Il y a une phrase qui m'a choqué, je cite " Skype à un serveur central qui stoque pour chaque utilisateur le nom de login et le password. Avec l'encryptation des paquets Skype, il n'est pas possible de dire avec certitude quelle autres informations sont stoquées sur le serveur de login" ça fait peur, il n'y a aucun contrôle   :Evil or Very Mad: 

----------

## guilc

 *titoucha wrote:*   

>  *guilc wrote:*   Ah, voila le document que j'évoquais : http://www.rootsecure.net/content/downloads/pdf/skype_protocol.pdf 
> 
> Avec ta doc et celle de @KarnEvil on se rend bien compte que skype fait tout pour vérouiller le système et ne le rendre compatible qu'avec lui même, c'est encryptation à tout les étages et pas que pour la sécurité des clients.
> 
> Il y a une phrase qui m'a choqué, je cite " Skype à un serveur central qui stoque pour chaque utilisateur le nom de login et le password. Avec l'encryptation des paquets Skype, il n'est pas possible de dire avec certitude quelle autres informations sont stoquées sur le serveur de login" ça fait peur, il n'y a aucun contrôle  

 

"Ou l'on rappela l'importance de l'utilisation des formats ouverts dans la protection de la vie privée et la maîtrise de ses informations personnelles"  :Laughing: 

----------

## kwenspc

j'ajouterais : et les données "stratégiques" aussi

pas pour rien que skype est interdit en France dans le domaine de la recherche.
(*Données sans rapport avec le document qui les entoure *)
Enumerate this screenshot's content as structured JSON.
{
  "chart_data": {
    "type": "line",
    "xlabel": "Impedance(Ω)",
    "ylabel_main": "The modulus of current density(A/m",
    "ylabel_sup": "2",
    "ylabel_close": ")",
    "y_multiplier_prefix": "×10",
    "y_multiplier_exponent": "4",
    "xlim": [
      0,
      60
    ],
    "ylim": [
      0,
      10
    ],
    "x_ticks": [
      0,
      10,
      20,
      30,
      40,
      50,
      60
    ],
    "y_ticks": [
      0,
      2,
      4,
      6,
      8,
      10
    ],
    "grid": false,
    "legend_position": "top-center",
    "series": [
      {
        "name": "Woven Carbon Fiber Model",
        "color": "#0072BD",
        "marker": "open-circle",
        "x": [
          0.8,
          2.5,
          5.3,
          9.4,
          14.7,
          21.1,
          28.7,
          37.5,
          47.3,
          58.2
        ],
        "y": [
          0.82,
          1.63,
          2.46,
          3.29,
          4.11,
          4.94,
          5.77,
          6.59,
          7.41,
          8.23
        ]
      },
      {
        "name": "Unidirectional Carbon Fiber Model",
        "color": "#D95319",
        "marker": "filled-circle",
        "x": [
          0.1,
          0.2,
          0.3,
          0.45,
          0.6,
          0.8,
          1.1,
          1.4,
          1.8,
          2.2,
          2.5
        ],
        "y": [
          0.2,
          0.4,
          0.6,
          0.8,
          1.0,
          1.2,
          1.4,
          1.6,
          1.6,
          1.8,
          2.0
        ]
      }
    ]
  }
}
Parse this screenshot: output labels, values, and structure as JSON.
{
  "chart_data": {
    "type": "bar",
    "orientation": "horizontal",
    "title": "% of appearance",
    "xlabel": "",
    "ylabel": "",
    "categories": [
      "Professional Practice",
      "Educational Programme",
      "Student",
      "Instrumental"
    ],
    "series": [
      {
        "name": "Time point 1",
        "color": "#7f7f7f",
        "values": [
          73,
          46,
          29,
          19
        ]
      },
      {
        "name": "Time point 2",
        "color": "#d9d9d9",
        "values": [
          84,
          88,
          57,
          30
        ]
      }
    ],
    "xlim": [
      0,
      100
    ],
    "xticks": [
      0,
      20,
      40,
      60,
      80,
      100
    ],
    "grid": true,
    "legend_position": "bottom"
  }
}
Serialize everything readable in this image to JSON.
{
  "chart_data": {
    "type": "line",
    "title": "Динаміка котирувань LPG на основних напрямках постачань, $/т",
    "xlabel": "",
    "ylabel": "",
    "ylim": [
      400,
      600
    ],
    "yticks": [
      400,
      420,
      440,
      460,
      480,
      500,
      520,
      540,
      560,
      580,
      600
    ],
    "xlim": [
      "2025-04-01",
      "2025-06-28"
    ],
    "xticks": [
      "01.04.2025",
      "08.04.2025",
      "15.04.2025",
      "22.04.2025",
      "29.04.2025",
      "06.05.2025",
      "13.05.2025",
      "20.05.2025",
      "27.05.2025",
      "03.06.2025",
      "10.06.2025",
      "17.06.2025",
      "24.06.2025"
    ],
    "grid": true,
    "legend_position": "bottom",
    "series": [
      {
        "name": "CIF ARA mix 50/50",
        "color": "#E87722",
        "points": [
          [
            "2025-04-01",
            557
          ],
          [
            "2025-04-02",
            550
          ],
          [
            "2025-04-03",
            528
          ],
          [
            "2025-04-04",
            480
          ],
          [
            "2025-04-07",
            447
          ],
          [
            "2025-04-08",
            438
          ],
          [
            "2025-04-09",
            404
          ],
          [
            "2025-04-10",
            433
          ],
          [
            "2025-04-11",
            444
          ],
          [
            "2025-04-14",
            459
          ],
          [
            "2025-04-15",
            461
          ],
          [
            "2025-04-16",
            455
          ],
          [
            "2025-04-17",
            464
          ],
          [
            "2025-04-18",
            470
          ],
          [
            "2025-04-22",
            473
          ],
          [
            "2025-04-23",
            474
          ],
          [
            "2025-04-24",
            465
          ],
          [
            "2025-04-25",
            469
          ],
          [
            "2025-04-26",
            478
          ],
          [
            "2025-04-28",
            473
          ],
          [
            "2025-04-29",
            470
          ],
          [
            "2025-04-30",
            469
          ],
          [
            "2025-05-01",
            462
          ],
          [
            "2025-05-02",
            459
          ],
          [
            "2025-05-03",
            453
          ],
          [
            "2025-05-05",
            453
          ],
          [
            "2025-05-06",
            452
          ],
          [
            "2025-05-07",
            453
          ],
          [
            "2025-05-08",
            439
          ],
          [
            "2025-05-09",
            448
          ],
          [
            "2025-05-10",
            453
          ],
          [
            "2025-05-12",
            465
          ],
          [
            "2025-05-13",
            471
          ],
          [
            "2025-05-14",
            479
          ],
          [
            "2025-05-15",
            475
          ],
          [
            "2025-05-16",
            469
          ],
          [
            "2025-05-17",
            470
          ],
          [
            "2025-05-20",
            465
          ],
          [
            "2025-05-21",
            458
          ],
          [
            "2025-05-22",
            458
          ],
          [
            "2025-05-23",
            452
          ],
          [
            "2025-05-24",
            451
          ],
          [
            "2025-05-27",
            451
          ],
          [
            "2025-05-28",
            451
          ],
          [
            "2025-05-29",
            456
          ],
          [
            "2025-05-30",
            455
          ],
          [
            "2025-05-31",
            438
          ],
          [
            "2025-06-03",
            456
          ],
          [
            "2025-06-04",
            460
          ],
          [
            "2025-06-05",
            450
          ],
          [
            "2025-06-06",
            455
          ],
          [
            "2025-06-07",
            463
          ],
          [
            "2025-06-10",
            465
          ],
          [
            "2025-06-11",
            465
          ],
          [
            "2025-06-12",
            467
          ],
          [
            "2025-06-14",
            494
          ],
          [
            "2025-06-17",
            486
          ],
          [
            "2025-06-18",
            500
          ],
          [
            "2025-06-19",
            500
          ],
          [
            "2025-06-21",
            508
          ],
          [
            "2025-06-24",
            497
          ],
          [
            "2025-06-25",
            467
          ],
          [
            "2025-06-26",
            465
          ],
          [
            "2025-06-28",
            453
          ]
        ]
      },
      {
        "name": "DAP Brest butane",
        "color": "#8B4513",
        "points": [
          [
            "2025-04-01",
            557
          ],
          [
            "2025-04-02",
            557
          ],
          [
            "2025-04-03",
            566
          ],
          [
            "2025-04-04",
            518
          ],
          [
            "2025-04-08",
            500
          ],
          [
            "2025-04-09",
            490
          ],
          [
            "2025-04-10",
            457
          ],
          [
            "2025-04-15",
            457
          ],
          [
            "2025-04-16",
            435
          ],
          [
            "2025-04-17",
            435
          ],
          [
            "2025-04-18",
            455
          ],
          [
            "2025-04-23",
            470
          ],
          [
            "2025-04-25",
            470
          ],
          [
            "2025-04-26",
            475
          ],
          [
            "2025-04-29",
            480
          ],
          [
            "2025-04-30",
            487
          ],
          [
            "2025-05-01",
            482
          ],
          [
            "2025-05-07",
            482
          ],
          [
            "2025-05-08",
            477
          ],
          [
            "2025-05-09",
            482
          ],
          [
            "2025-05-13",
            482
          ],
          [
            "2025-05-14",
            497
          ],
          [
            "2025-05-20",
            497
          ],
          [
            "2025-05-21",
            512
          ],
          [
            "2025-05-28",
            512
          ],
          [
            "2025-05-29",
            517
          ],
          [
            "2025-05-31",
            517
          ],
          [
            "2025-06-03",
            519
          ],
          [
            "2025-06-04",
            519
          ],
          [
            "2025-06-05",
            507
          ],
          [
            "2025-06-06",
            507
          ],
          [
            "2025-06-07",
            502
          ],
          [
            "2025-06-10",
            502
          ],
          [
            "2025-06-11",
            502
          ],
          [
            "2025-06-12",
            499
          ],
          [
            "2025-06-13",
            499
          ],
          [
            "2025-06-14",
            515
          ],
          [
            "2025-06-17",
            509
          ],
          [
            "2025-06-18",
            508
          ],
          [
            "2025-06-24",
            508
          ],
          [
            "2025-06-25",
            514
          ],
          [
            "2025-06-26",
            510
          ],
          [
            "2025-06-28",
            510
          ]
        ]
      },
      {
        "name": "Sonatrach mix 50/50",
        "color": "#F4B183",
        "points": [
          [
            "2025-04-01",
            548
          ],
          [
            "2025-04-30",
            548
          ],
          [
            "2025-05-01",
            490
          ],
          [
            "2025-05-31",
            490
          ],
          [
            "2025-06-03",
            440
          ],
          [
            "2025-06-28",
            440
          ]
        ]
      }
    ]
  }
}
Et plus globalement : il est interdit dans beaucoup (la plupart?) d'entreprises moyenne voir grosses.

----------

## titoucha

En tout cas après ce que j'ai lu ce n'est pas moi qui vais l'utiliser et heureusement qu'il est interdit dans le recherche c'est vrai truc d'espion ce programme, c'est la NSA qui la programmé   :Twisted Evil: 

----------

## CryoGen

Un logiciel pour les gouverner tous et dans les tenebres les liés...   :Laughing: 

--> [EXIT]

----------

## niin

en attendant j'arrive pas a utiliser scim sous wengo   :Crying or Very sad: 

----------